Yes, for real. The father's DNA sample did not happen to match that of his child's. He even tried to carry out two paternity tests and without expecting, the results showed negative.
Perhaps such a case is rare, but is never impossible. Previous studies have even documented a few mothers who also failed maternity tests for their children. Such happens when the genome of the mother does not have the same sequence all throughout her body - that is, some parts may have a certain sequence while the rest may have another.
However, knowing it to happen in a male person is the first of its kind, and that there seems to be a mix-up between his own genome and his twin brother's.
It all started from a couple in the US who barely got their second child conceived. They asked for help and went to a fertility clinic where intrauterine insemination was performed. It is a procedure in which a man's sperm is concentrated and washed before inserting it directly to the uterus of the mother during ovulation. Such a method turned successful and resulted to a baby boy nine months after.
But what caught the attention of the parents was the fact that their child's blood type was AB, although theirs were both A. Such made them decide to undergo paternity test which the father eventually failed, and tried another one but still with no luck. The couple confronted the clinic, but was informed that there was possibly no mixed up of sperms as they were the only Caucasian couple on that day of the test, the other being African-American.

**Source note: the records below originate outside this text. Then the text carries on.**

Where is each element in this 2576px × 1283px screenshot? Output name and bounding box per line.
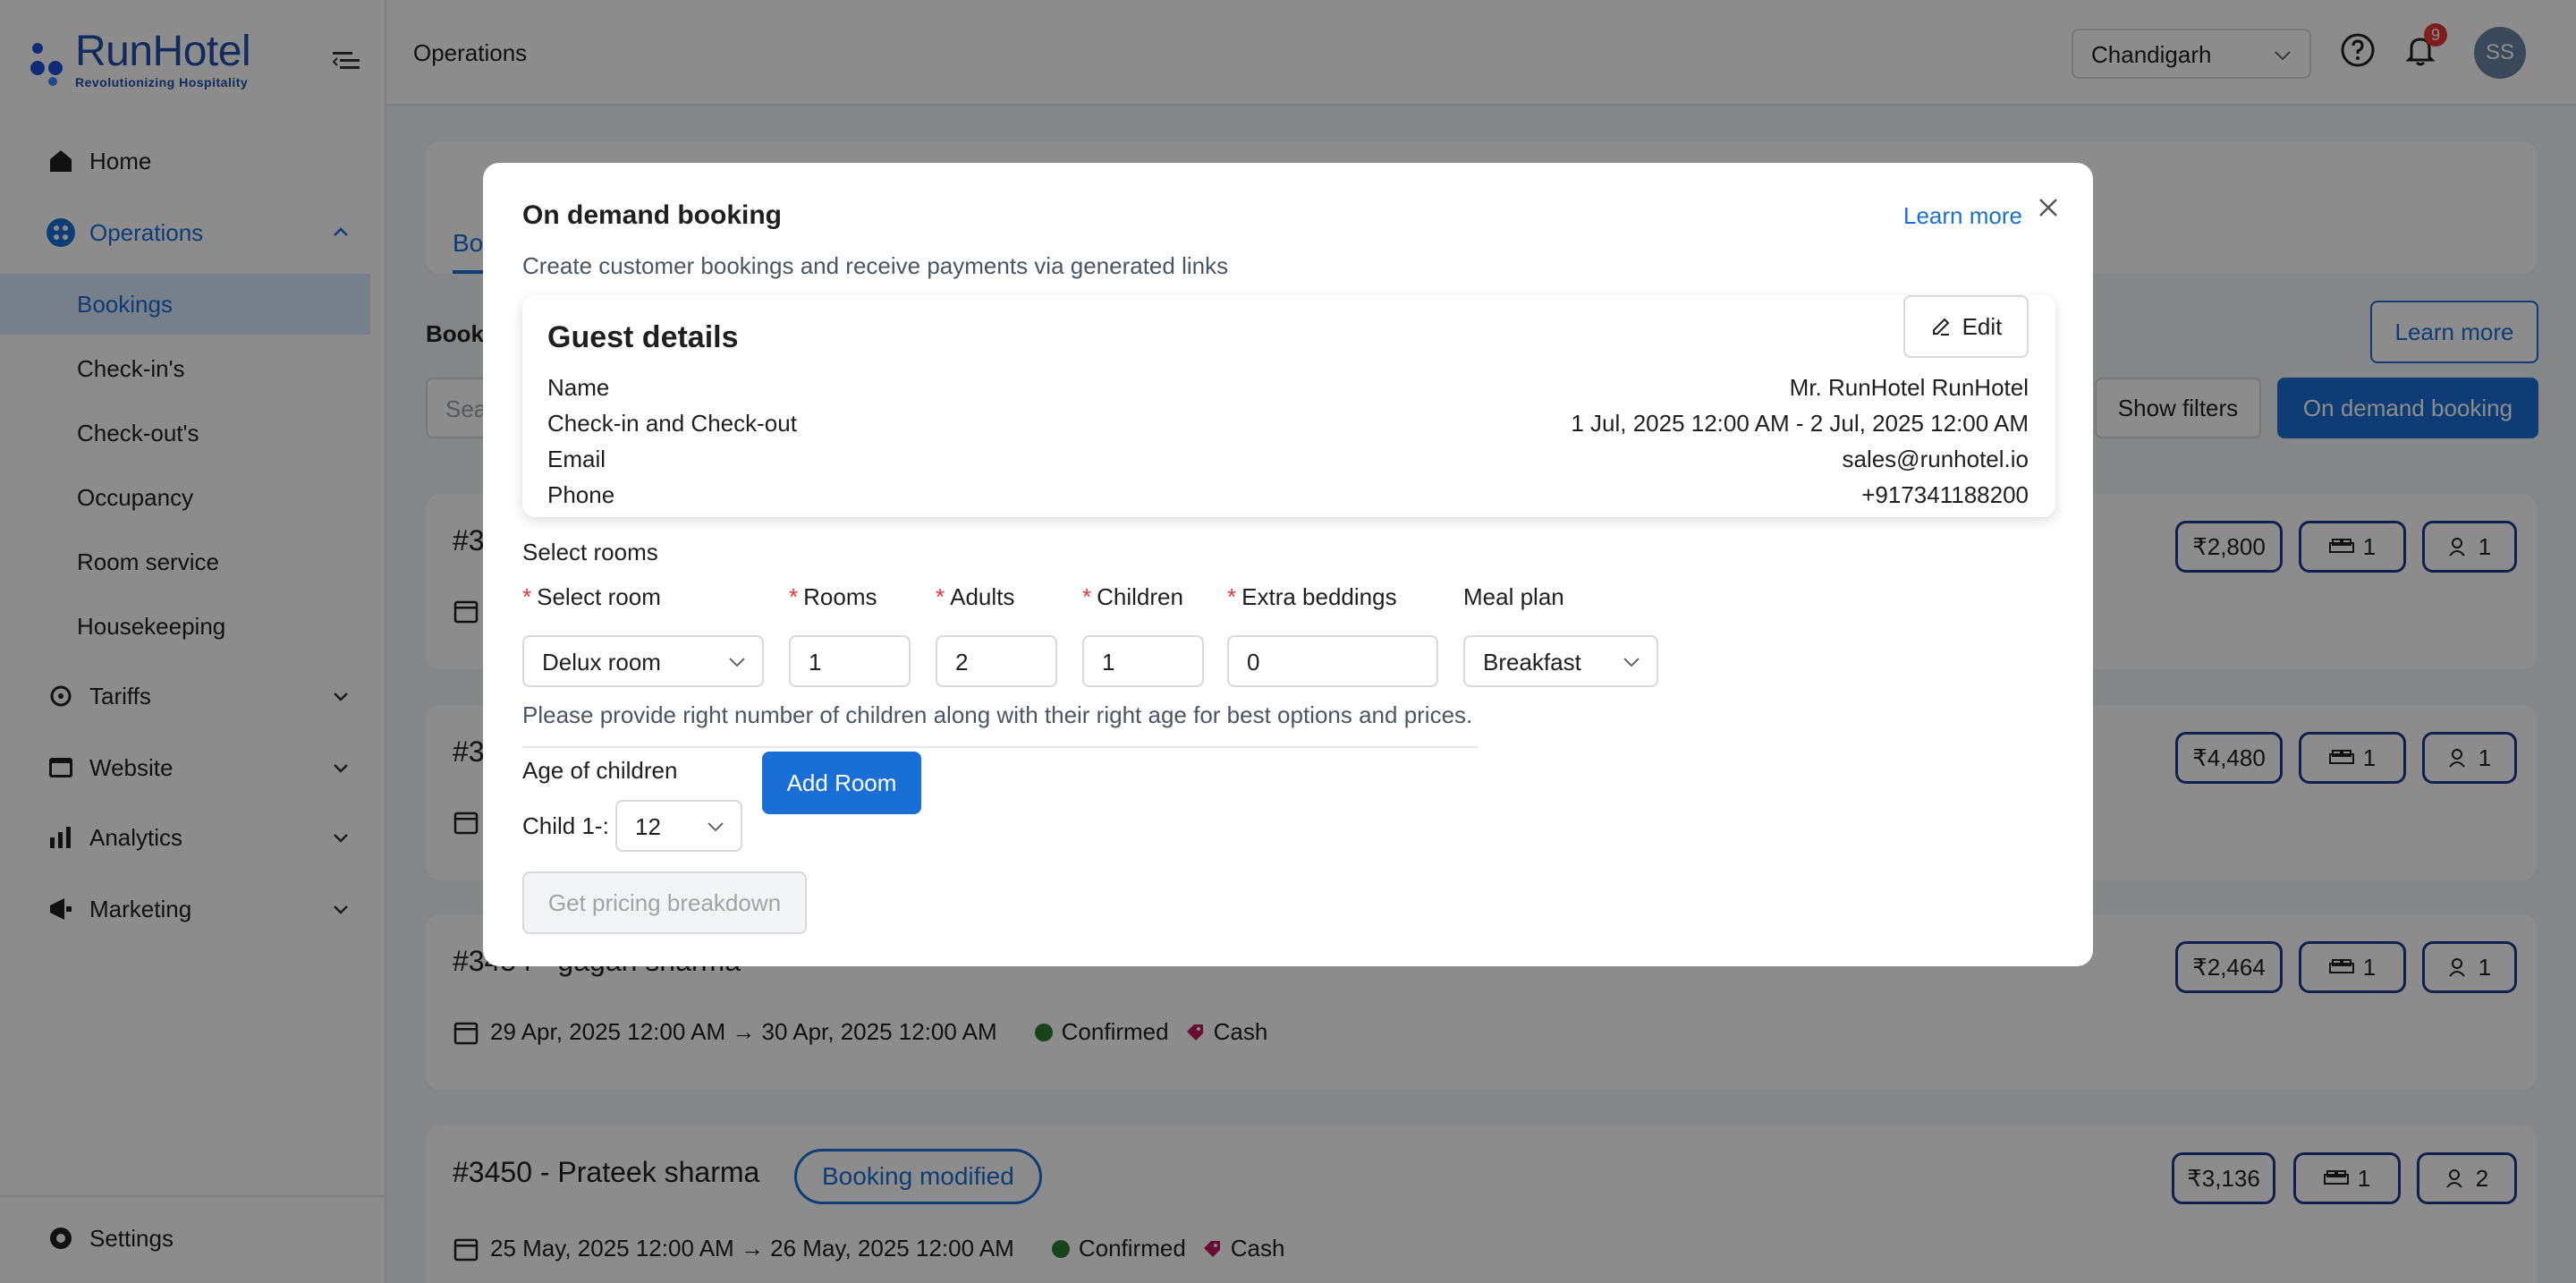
chevron-down-icon [1623,658,1640,667]
guest-row-name: Name Mr. RunHotel RunHotel [547,374,2029,401]
adults-input[interactable]: 2 [936,635,1057,687]
meal-plan-label: Meal plan [1463,583,1564,610]
modal-learn-more-link[interactable]: Learn more [1903,202,2022,230]
select-room-label: * Select room [522,583,661,610]
close-icon[interactable] [2036,195,2061,220]
pencil-icon [1932,318,1950,336]
guest-details-card: Guest details Edit Name Mr. RunHotel RunH… [522,295,2055,517]
divider [522,746,1478,748]
rooms-input[interactable]: 1 [789,635,911,687]
guest-row-email: Email sales@runhotel.io [547,446,2029,472]
child-1-label: Child 1-: [522,812,609,839]
extra-beddings-input[interactable]: 0 [1227,635,1438,687]
child-age-dropdown[interactable]: 12 [615,800,742,852]
edit-guest-button[interactable]: Edit [1903,295,2029,358]
age-of-children-label: Age of children [522,757,678,784]
modal-title: On demand booking [522,200,782,230]
get-pricing-breakdown-button[interactable]: Get pricing breakdown [522,871,807,934]
guest-row-phone: Phone +917341188200 [547,481,2029,508]
guest-details-title: Guest details [547,320,739,354]
children-input[interactable]: 1 [1082,635,1204,687]
adults-label: * Adults [936,583,1015,610]
select-rooms-label: Select rooms [522,539,658,565]
guest-row-dates: Check-in and Check-out 1 Jul, 2025 12:00 … [547,410,2029,437]
rooms-label: * Rooms [789,583,877,610]
extra-beddings-label: * Extra beddings [1227,583,1397,610]
add-room-button[interactable]: Add Room [762,752,921,814]
children-hint: Please provide right number of children … [522,701,1473,728]
on-demand-booking-modal: On demand booking Create customer bookin… [483,163,2093,966]
chevron-down-icon [708,822,724,832]
select-room-dropdown[interactable]: Delux room [522,635,764,687]
meal-plan-dropdown[interactable]: Breakfast [1463,635,1658,687]
app: RunHotel Revolutionizing Hospitality Hom… [0,0,2576,1283]
chevron-down-icon [729,658,745,667]
modal-subtitle: Create customer bookings and receive pay… [522,252,1229,279]
children-label: * Children [1082,583,1183,610]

That's when Stanford University geneticist Barry Starr intervened. He suggested the couple to undergo a more powerful paternity test called the 23andMe genetic service which is known as good in looking at family relationships. The result in this particular test was more surprising than expected - the father of the child was actually his uncle, the man's twin brother.

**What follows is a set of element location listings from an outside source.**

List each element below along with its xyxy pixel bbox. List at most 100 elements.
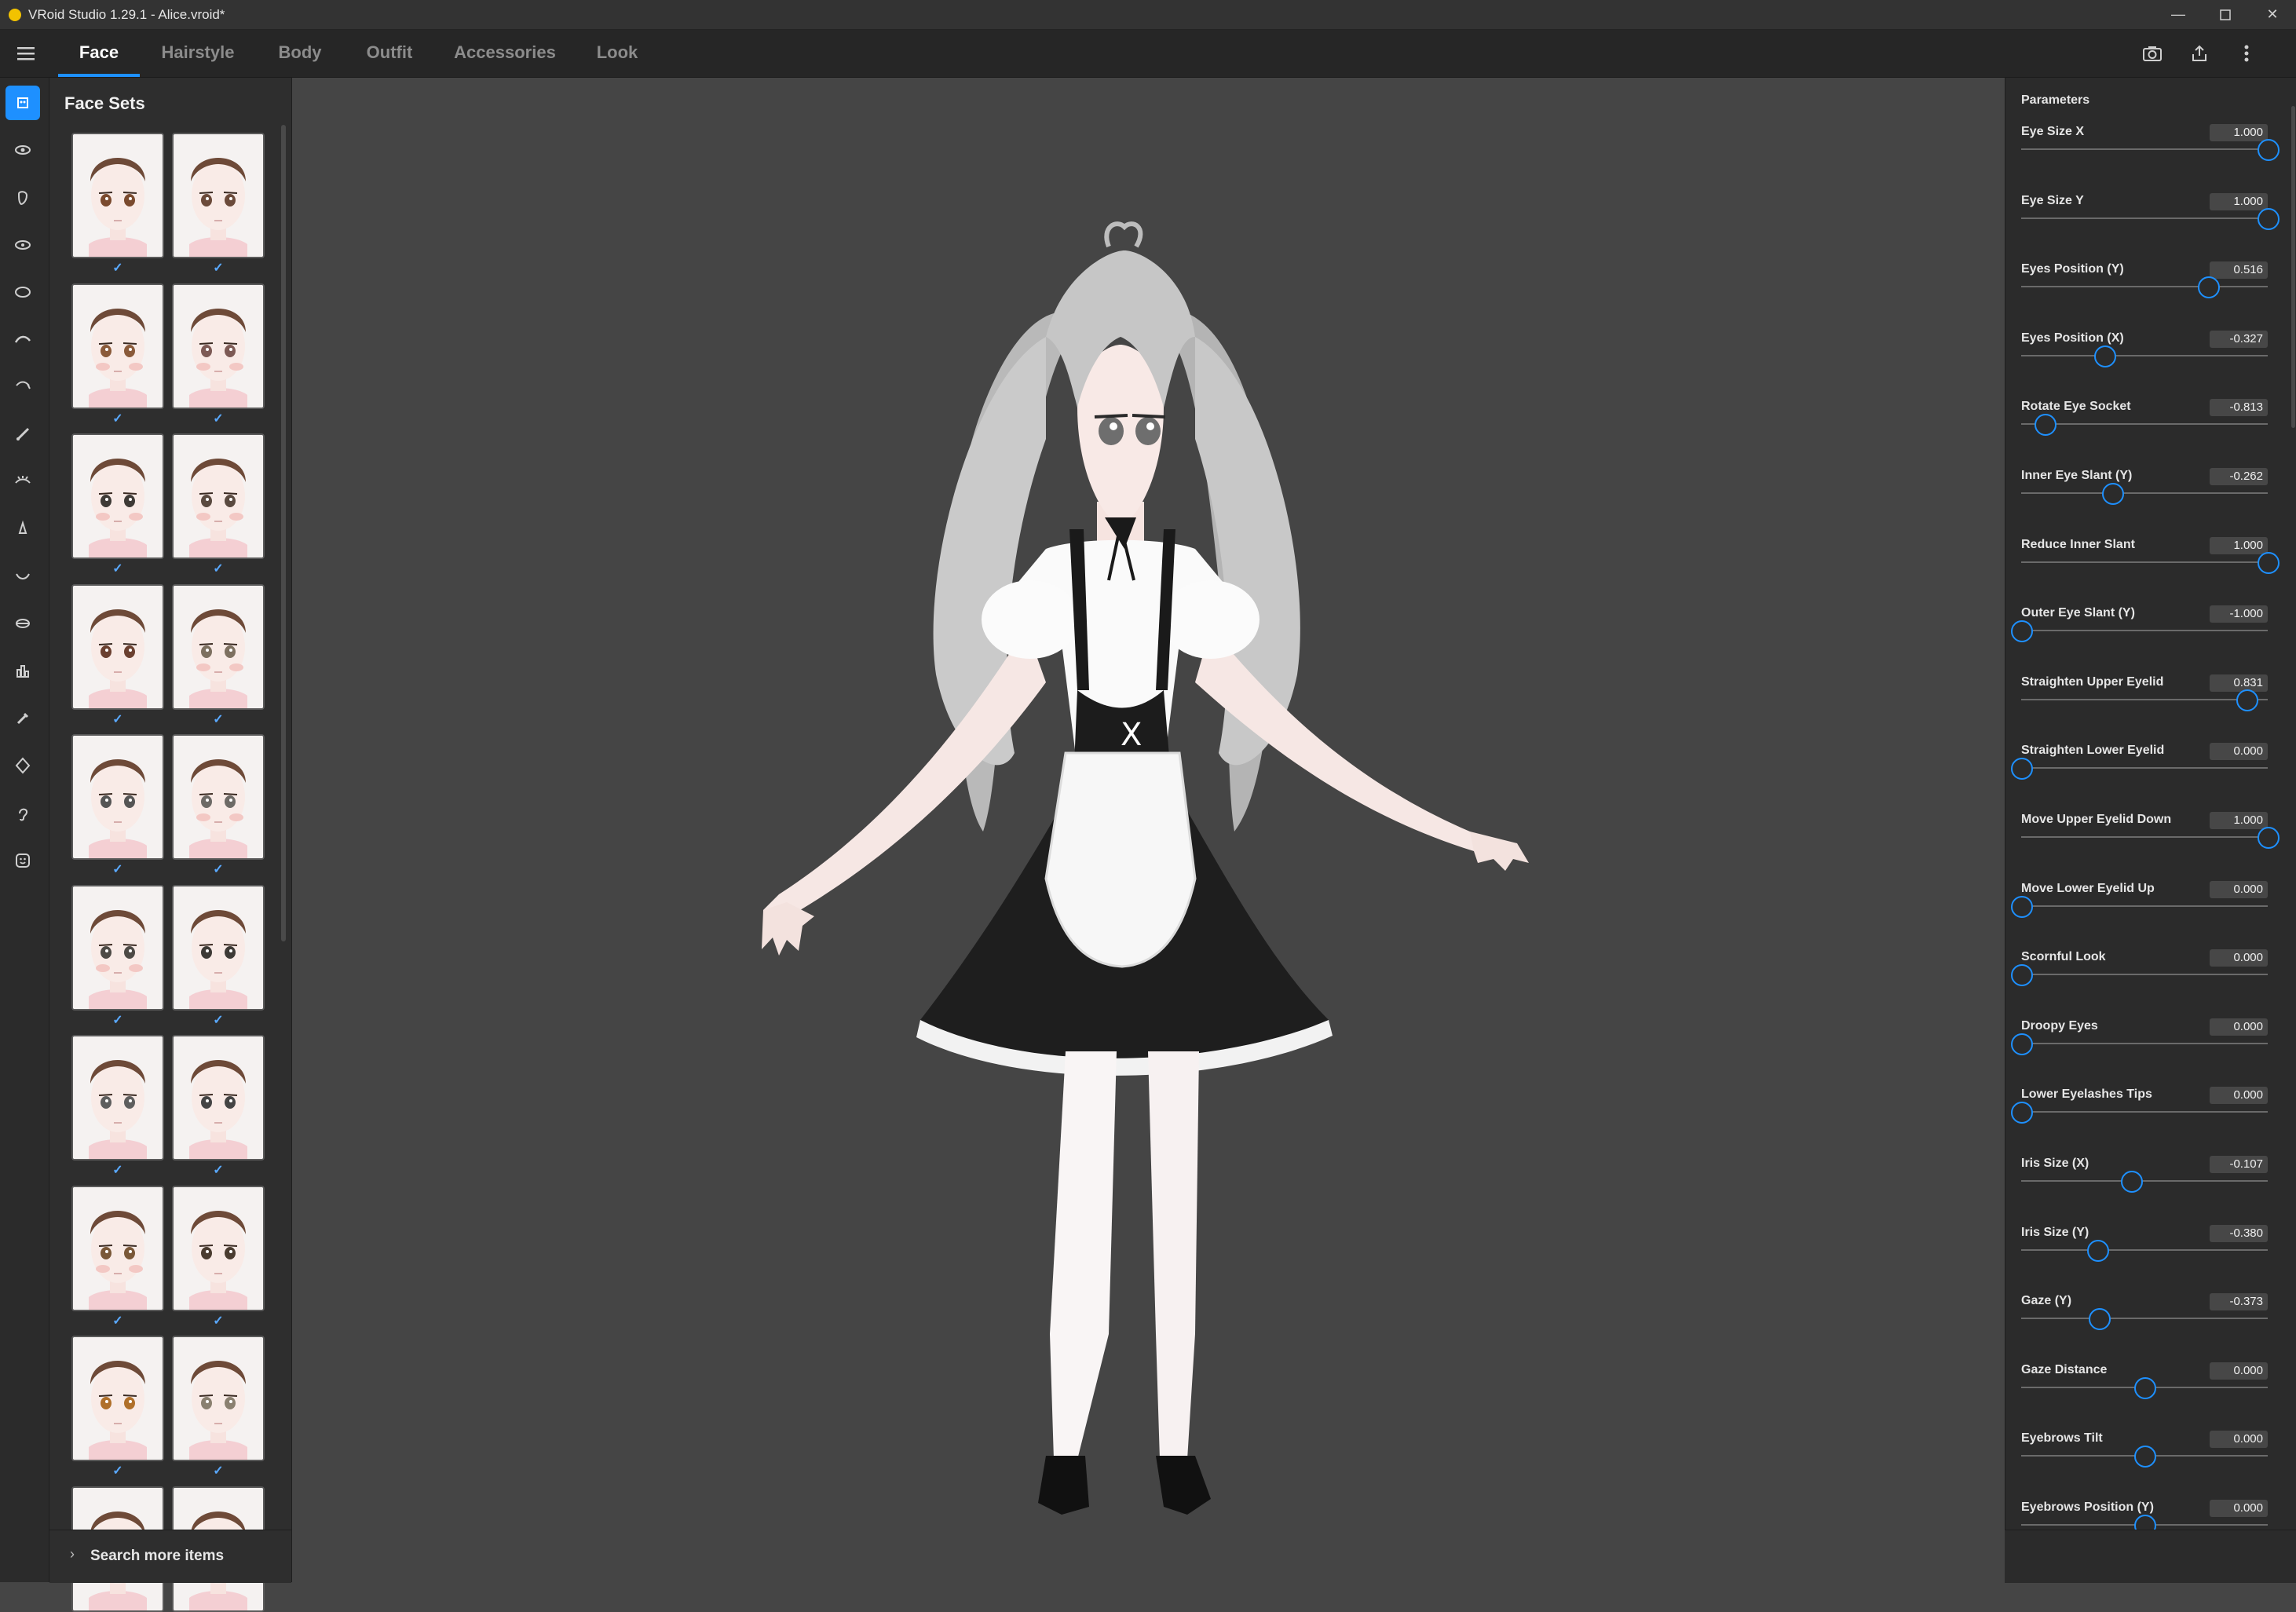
expression-icon[interactable] xyxy=(5,843,40,878)
slider-handle[interactable] xyxy=(2088,1308,2111,1331)
slider-handle[interactable] xyxy=(2011,620,2033,643)
face-outline-icon[interactable] xyxy=(5,748,40,783)
slider-track[interactable] xyxy=(2021,354,2268,356)
maximize-icon[interactable] xyxy=(2202,0,2249,29)
ear-icon[interactable] xyxy=(5,701,40,736)
camera-icon[interactable] xyxy=(2139,40,2166,67)
eyeline-icon[interactable] xyxy=(5,228,40,262)
face-set-thumbnail[interactable] xyxy=(71,884,164,1011)
slider-handle[interactable] xyxy=(2121,1171,2144,1193)
slider-track[interactable] xyxy=(2021,698,2268,700)
face-set-thumbnail[interactable] xyxy=(71,1336,164,1461)
parameter-value-input[interactable]: 0.000 xyxy=(2210,1362,2268,1380)
search-more-items[interactable]: › Search more items xyxy=(49,1530,291,1583)
slider-track[interactable] xyxy=(2021,1180,2268,1182)
slider-track[interactable] xyxy=(2021,1111,2268,1113)
face-set-icon[interactable] xyxy=(5,86,40,120)
face-set-thumbnail[interactable] xyxy=(71,583,164,710)
slider-handle[interactable] xyxy=(2093,345,2116,367)
parameter-value-input[interactable]: 1.000 xyxy=(2210,812,2268,829)
face-set-thumbnail[interactable] xyxy=(71,1035,164,1161)
parameter-value-input[interactable]: 0.000 xyxy=(2210,1500,2268,1517)
slider-track[interactable] xyxy=(2021,974,2268,976)
face-set-thumbnail[interactable] xyxy=(172,1336,265,1461)
ear-shape-icon[interactable] xyxy=(5,796,40,831)
tab-accessories[interactable]: Accessories xyxy=(446,30,564,77)
parameter-value-input[interactable]: 0.516 xyxy=(2210,261,2268,280)
mouth-icon[interactable] xyxy=(5,559,40,594)
slider-track[interactable] xyxy=(2021,630,2268,632)
face-set-thumbnail[interactable] xyxy=(71,1185,164,1311)
scrollbar[interactable] xyxy=(281,125,286,941)
face-set-thumbnail[interactable] xyxy=(172,884,265,1011)
slider-track[interactable] xyxy=(2021,1248,2268,1251)
face-set-thumbnail[interactable] xyxy=(172,1035,265,1161)
slider-track[interactable] xyxy=(2021,286,2268,288)
parameter-value-input[interactable]: 0.000 xyxy=(2210,880,2268,898)
slider-track[interactable] xyxy=(2021,836,2268,838)
slider-track[interactable] xyxy=(2021,1042,2268,1044)
slider-track[interactable] xyxy=(2021,148,2268,150)
tab-face[interactable]: Face xyxy=(58,30,140,77)
slider-handle[interactable] xyxy=(2198,276,2220,299)
slider-handle[interactable] xyxy=(2087,1239,2110,1262)
character-model[interactable]: X X xyxy=(292,78,2004,1582)
slider-track[interactable] xyxy=(2021,905,2268,907)
slider-handle[interactable] xyxy=(2258,551,2280,574)
face-set-thumbnail[interactable] xyxy=(172,734,265,860)
tab-look[interactable]: Look xyxy=(586,30,649,77)
face-set-thumbnail[interactable] xyxy=(71,433,164,559)
slider-handle[interactable] xyxy=(2258,207,2280,230)
parameter-value-input[interactable]: 0.000 xyxy=(2210,743,2268,761)
slider-handle[interactable] xyxy=(2101,483,2124,505)
3d-viewport[interactable]: X X xyxy=(292,78,2004,1582)
parameter-value-input[interactable]: -1.000 xyxy=(2210,605,2268,623)
slider-handle[interactable] xyxy=(2011,1033,2033,1055)
scrollbar[interactable] xyxy=(2291,106,2295,428)
parameter-value-input[interactable]: -0.373 xyxy=(2210,1293,2268,1311)
slider-handle[interactable] xyxy=(2258,827,2280,849)
slider-handle[interactable] xyxy=(2011,895,2033,918)
parameter-value-input[interactable]: 1.000 xyxy=(2210,536,2268,554)
face-set-thumbnail[interactable] xyxy=(172,433,265,559)
tab-outfit[interactable]: Outfit xyxy=(355,30,424,77)
more-vertical-icon[interactable] xyxy=(2233,40,2260,67)
face-set-thumbnail[interactable] xyxy=(172,283,265,409)
teeth-icon[interactable] xyxy=(5,654,40,689)
eyelash-icon[interactable] xyxy=(5,370,40,404)
slider-handle[interactable] xyxy=(2011,1102,2033,1124)
parameter-value-input[interactable]: -0.813 xyxy=(2210,399,2268,417)
slider-handle[interactable] xyxy=(2134,1446,2156,1468)
parameter-value-input[interactable]: 0.000 xyxy=(2210,1431,2268,1449)
slider-handle[interactable] xyxy=(2011,758,2033,780)
slider-track[interactable] xyxy=(2021,1318,2268,1320)
slider-handle[interactable] xyxy=(2258,139,2280,161)
iris-icon[interactable] xyxy=(5,275,40,309)
face-shape-icon[interactable] xyxy=(5,181,40,215)
slider-track[interactable] xyxy=(2021,561,2268,563)
slider-handle[interactable] xyxy=(2236,689,2259,711)
parameter-value-input[interactable]: 1.000 xyxy=(2210,192,2268,210)
slider-handle[interactable] xyxy=(2011,964,2033,987)
minimize-icon[interactable]: — xyxy=(2155,0,2202,29)
slider-track[interactable] xyxy=(2021,423,2268,426)
eyelid-icon[interactable] xyxy=(5,464,40,499)
tab-hairstyle[interactable]: Hairstyle xyxy=(154,30,242,77)
parameter-value-input[interactable]: -0.327 xyxy=(2210,330,2268,348)
face-set-thumbnail[interactable] xyxy=(71,283,164,409)
parameter-value-input[interactable]: -0.107 xyxy=(2210,1156,2268,1173)
parameter-value-input[interactable]: 0.831 xyxy=(2210,674,2268,692)
face-set-thumbnail[interactable] xyxy=(172,133,265,258)
nose-icon[interactable] xyxy=(5,512,40,546)
parameter-value-input[interactable]: -0.380 xyxy=(2210,1224,2268,1242)
face-set-thumbnail[interactable] xyxy=(172,1185,265,1311)
slider-handle[interactable] xyxy=(2034,414,2057,437)
brush-icon[interactable] xyxy=(5,417,40,451)
parameter-value-input[interactable]: 1.000 xyxy=(2210,124,2268,141)
slider-handle[interactable] xyxy=(2134,1376,2156,1399)
face-set-thumbnail[interactable] xyxy=(71,133,164,258)
slider-track[interactable] xyxy=(2021,492,2268,494)
slider-track[interactable] xyxy=(2021,767,2268,769)
hamburger-menu-icon[interactable] xyxy=(11,42,41,64)
parameter-value-input[interactable]: 0.000 xyxy=(2210,1018,2268,1036)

There and then, a team of geneticists including Starr studied the case carefully, and they came up with the hypothesis that the man could possibly be a human 'chimera' - a person with a combination of different genomes. Their claims were supported by running another test and found that the man's DNA in his cheeks differed from that in his sperm. That can be explained by the idea that the father may have resulted from multiple fertilizations which originally led to twins but were eventually fused together to form one.
The man, therefore, is a mixture of himself and his twin brother. His 'major' genome in his sperm constitutes 90 percent and the 'minor' just 10 percent.
It is just unfortunate that the minor genome was the one passed on to his child.